The eagles, perhaps finding less fish to eat, are flying to Maine's remote rocky islands where they've been raiding the only known nesting colonies of great cormorants in the U.S. Snatching waddling chicks from the ground and driving adults from their nests, the eagles are causing the numbers of the glossy black birds to decline from more than 250 pairs to 80 pairs since 1992.
"They're like thugs. They're like gang members. They go to these offshore islands where all these seabirds are and the birds are easy picking," said Brad Allen, a wildlife biologist with the Maine Department of Inland Fisheries and Wildlife. "These young eagles are harassing the bejesus out of all the birds, and the great cormorants have been taking it on the chin."
The recovery of the bald eagle population has been well-documented, growing from 400 pairs to more than 10,000 pairs in the lower 48 states since the 1960s. But the revival has changed the natural order of things in Maine and other states, threatening other bird species.
With more eagles around and fewer fish in the waters than in the past, young eagles are turning to other birds to satisfy their hunger. Eagles are opportunistic feeders and will go after the easiest prey they can find, bird experts say.
In Alaska, many eagles have shifted their diet from fish to seabirds. In the Midwest, they've been known to eat baby blue herons. And besides Maine's great cormorants, eagles are also feasting on baby double-breasted cormorants, gulls, eider ducks and even loons.
Nobody's raising a stink about the eagles' taste for double-breasted cormorants and gulls because those birds are so numerous and considered nuisances by many.
But the great cormorants are another matter, because their numbers in Maine are so small, said John Drury, of Vinalhaven, who's been counting seabirds on Maine islands for more than 25 years. Although the birds are widespread from Europe to eastern Canada, they are uncommon in Maine, which represents their southern range in the Northwest Atlantic.
Drury last summer counted only 80 great cormorant nests, the smallest number since 1984, the year after they were first spotted on Maine islands. Without protection, he fears the Maine population could be wiped out.

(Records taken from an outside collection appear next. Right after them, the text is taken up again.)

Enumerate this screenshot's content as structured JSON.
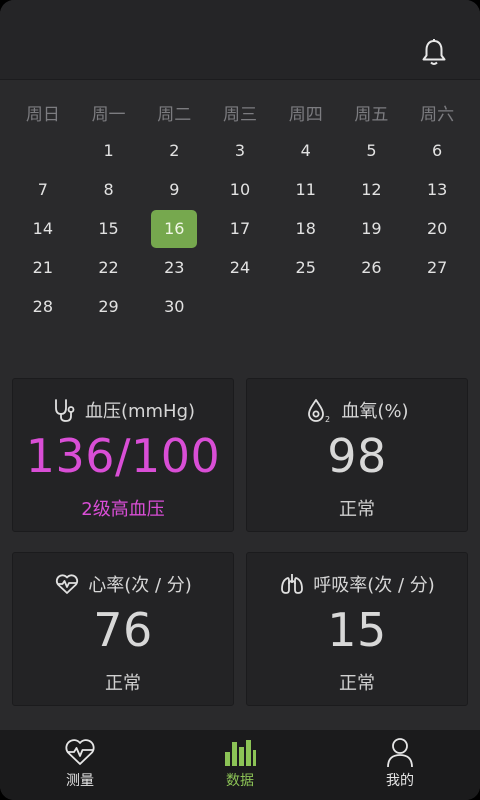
{
  "calendar": {
    "weekdays": [
      "周日",
      "周一",
      "周二",
      "周三",
      "周四",
      "周五",
      "周六"
    ],
    "days": [
      "",
      "1",
      "2",
      "3",
      "4",
      "5",
      "6",
      "7",
      "8",
      "9",
      "10",
      "11",
      "12",
      "13",
      "14",
      "15",
      "16",
      "17",
      "18",
      "19",
      "20",
      "21",
      "22",
      "23",
      "24",
      "25",
      "26",
      "27",
      "28",
      "29",
      "30",
      "",
      "",
      "",
      ""
    ],
    "selected_day": "16"
  },
  "cards": {
    "bp": {
      "title": "血压(mmHg)",
      "value": "136/100",
      "status": "2级高血压",
      "icon": "stethoscope-icon",
      "accent": "#d94ed6"
    },
    "spo2": {
      "title": "血氧(%)",
      "value": "98",
      "status": "正常",
      "icon": "oxygen-drop-icon"
    },
    "hr": {
      "title": "心率(次 / 分)",
      "value": "76",
      "status": "正常",
      "icon": "heartbeat-icon"
    },
    "rr": {
      "title": "呼吸率(次 / 分)",
      "value": "15",
      "status": "正常",
      "icon": "lungs-icon"
    }
  },
  "tabs": [
    {
      "label": "测量",
      "icon": "heart-pulse-icon",
      "active": false
    },
    {
      "label": "数据",
      "icon": "bar-chart-icon",
      "active": true
    },
    {
      "label": "我的",
      "icon": "user-icon",
      "active": false
    }
  ],
  "header": {
    "icon": "bell-icon"
  },
  "colors": {
    "selected_day": "#76a84e",
    "active_tab": "#8cc356",
    "alert": "#d94ed6"
  }
}
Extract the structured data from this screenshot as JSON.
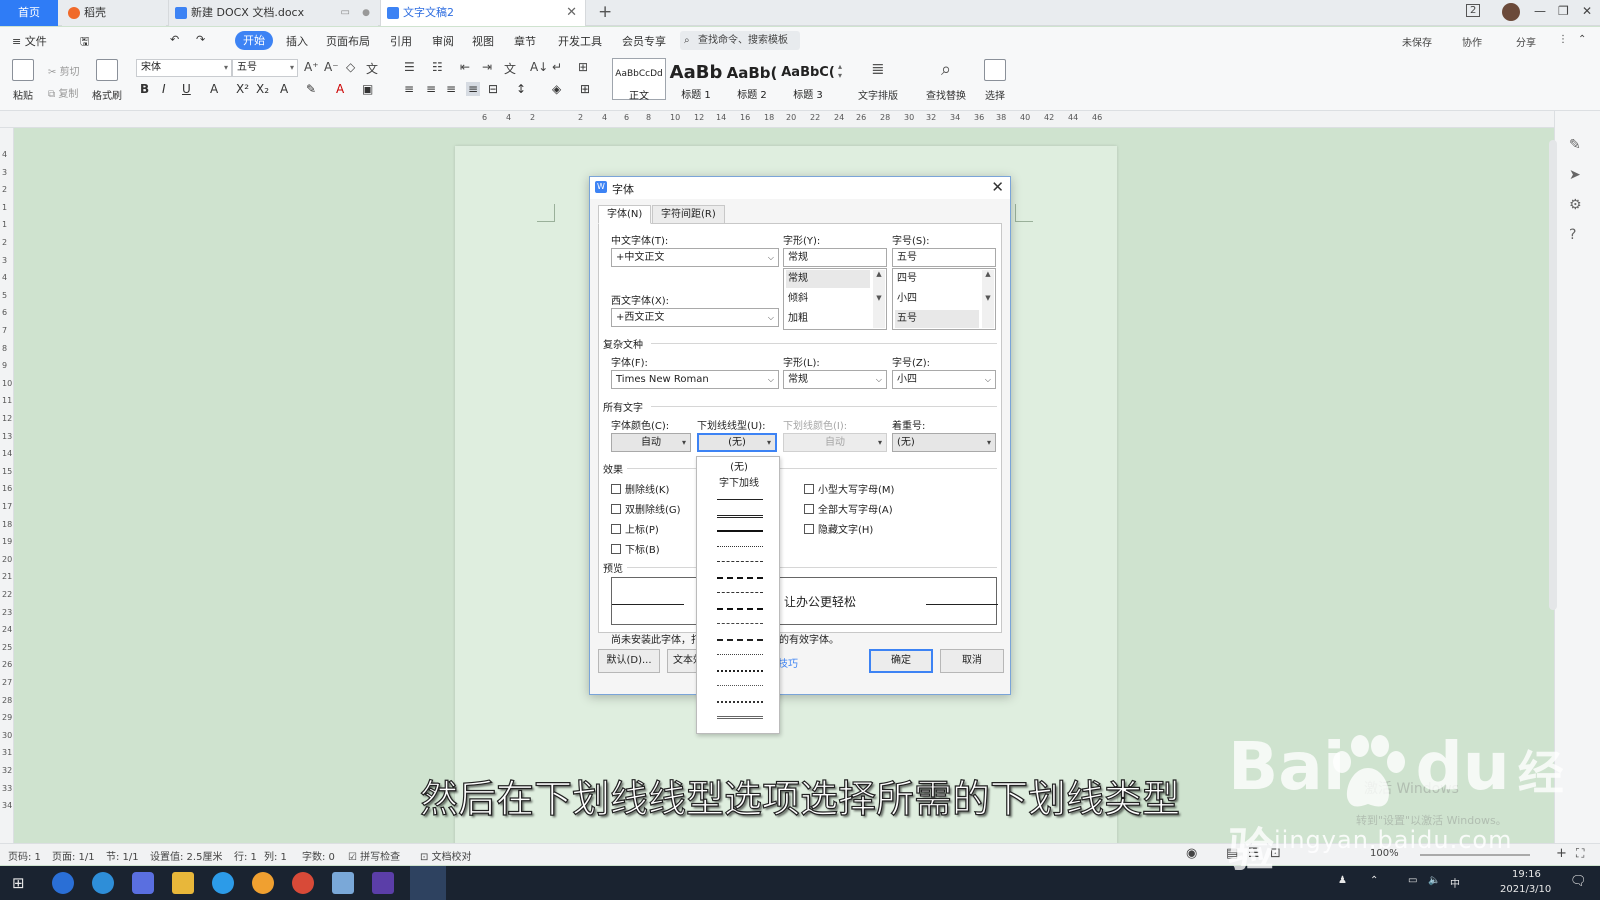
{
  "tabs": {
    "home": "首页",
    "daoke": "稻壳",
    "docx": "新建 DOCX 文档.docx",
    "doc2": "文字文稿2",
    "add": "+"
  },
  "window": {
    "badge": "2",
    "min": "—",
    "max": "❐",
    "close": "✕"
  },
  "menu": {
    "file": "≡ 文件",
    "items": [
      "开始",
      "插入",
      "页面布局",
      "引用",
      "审阅",
      "视图",
      "章节",
      "开发工具",
      "会员专享"
    ],
    "search": "查找命令、搜索模板",
    "right": [
      "未保存",
      "协作",
      "分享"
    ]
  },
  "ribbon": {
    "paste": "粘贴",
    "cut": "剪切",
    "copy": "复制",
    "format_painter": "格式刷",
    "font_name": "宋体",
    "font_size": "五号",
    "styles": [
      {
        "sample": "AaBbCcDd",
        "name": "正文"
      },
      {
        "sample": "AaBb",
        "name": "标题 1"
      },
      {
        "sample": "AaBb(",
        "name": "标题 2"
      },
      {
        "sample": "AaBbC(",
        "name": "标题 3"
      }
    ],
    "text_layout": "文字排版",
    "find_replace": "查找替换",
    "select": "选择"
  },
  "ruler": {
    "h": [
      "6",
      "4",
      "2",
      "2",
      "4",
      "6",
      "8",
      "10",
      "12",
      "14",
      "16",
      "18",
      "20",
      "22",
      "24",
      "26",
      "28",
      "30",
      "32",
      "34",
      "36",
      "38",
      "40",
      "42",
      "44",
      "46"
    ],
    "v": [
      "4",
      "3",
      "2",
      "1",
      "1",
      "2",
      "3",
      "4",
      "5",
      "6",
      "7",
      "8",
      "9",
      "10",
      "11",
      "12",
      "13",
      "14",
      "15",
      "16",
      "17",
      "18",
      "19",
      "20",
      "21",
      "22",
      "23",
      "24",
      "25",
      "26",
      "27",
      "28",
      "29",
      "30",
      "31",
      "32",
      "33",
      "34"
    ]
  },
  "dialog": {
    "title": "字体",
    "tabs": {
      "font": "字体(N)",
      "spacing": "字符间距(R)"
    },
    "cn_font_label": "中文字体(T):",
    "cn_font_value": "+中文正文",
    "style_label": "字形(Y):",
    "style_value": "常规",
    "style_list": [
      "常规",
      "倾斜",
      "加粗"
    ],
    "size_label": "字号(S):",
    "size_value": "五号",
    "size_list": [
      "四号",
      "小四",
      "五号"
    ],
    "west_font_label": "西文字体(X):",
    "west_font_value": "+西文正文",
    "complex_section": "复杂文种",
    "cx_font_label": "字体(F):",
    "cx_font_value": "Times New Roman",
    "cx_style_label": "字形(L):",
    "cx_style_value": "常规",
    "cx_size_label": "字号(Z):",
    "cx_size_value": "小四",
    "all_text_section": "所有文字",
    "color_label": "字体颜色(C):",
    "color_value": "自动",
    "uline_label": "下划线线型(U):",
    "uline_value": "(无)",
    "ucolor_label": "下划线颜色(I):",
    "ucolor_value": "自动",
    "emph_label": "着重号:",
    "emph_value": "(无)",
    "effects_section": "效果",
    "effects_left": [
      "删除线(K)",
      "双删除线(G)",
      "上标(P)",
      "下标(B)"
    ],
    "effects_right": [
      "小型大写字母(M)",
      "全部大写字母(A)",
      "隐藏文字(H)"
    ],
    "preview_section": "预览",
    "preview_text": "让办公更轻松",
    "note_left": "尚未安装此字体，打",
    "note_right": "的有效字体。",
    "btn_default": "默认(D)...",
    "btn_text_effects": "文本效",
    "tips_link": "技巧",
    "btn_ok": "确定",
    "btn_cancel": "取消"
  },
  "underline_dropdown": {
    "options": [
      "(无)",
      "字下加线"
    ],
    "line_styles": [
      "single",
      "double",
      "thick",
      "dotted",
      "dashed",
      "dashed-heavy",
      "long-dash",
      "long-dash-heavy",
      "dot-dash",
      "dot-dash-heavy",
      "dot-dot-dash",
      "dot-dot-dash-heavy",
      "wave",
      "wave-heavy",
      "double-wave"
    ]
  },
  "statusbar": {
    "items": [
      "页码: 1",
      "页面: 1/1",
      "节: 1/1",
      "设置值: 2.5厘米",
      "行: 1",
      "列: 1",
      "字数: 0",
      "拼写检查",
      "文档校对"
    ],
    "zoom": "100%"
  },
  "taskbar": {
    "time": "19:16",
    "date": "2021/3/10",
    "ime": "中"
  },
  "subtitle": "然后在下划线线型选项选择所需的下划线类型",
  "watermark": {
    "logo": "Bai",
    "logo2": "du",
    "jingyan": "经验",
    "url": "jingyan.baidu.com",
    "activate": "激活 Windows",
    "activate_sub": "转到\"设置\"以激活 Windows。"
  }
}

Governmental agencies and conservation groups have put countless hours and dollars toward protecting other seabird populations such as terns — but little has been done for great cormorants, he said.
"We like to have diversity of species," Drury said. "If we're going to spend all that time and energy to protect terns, then cormorants deserve as much attention."
At one time there were an estimated 50,000 pairs of bald eagles in the continental U.S. But their numbers declined from hunting and habitat loss. It was the widespread use of the pesticide DDT that almost did them in. DDT accumulated in fish, a major food source for eagles, which resulted in eagles laying eggs with weakened shells. By 1963, there were only 417 pairs of eagles left in the lower 48 states.
The bald eagle began a gradual recovery after it was listed on the federal Endangered Species list in 1967. DDT was banned in the U.S. in 1972.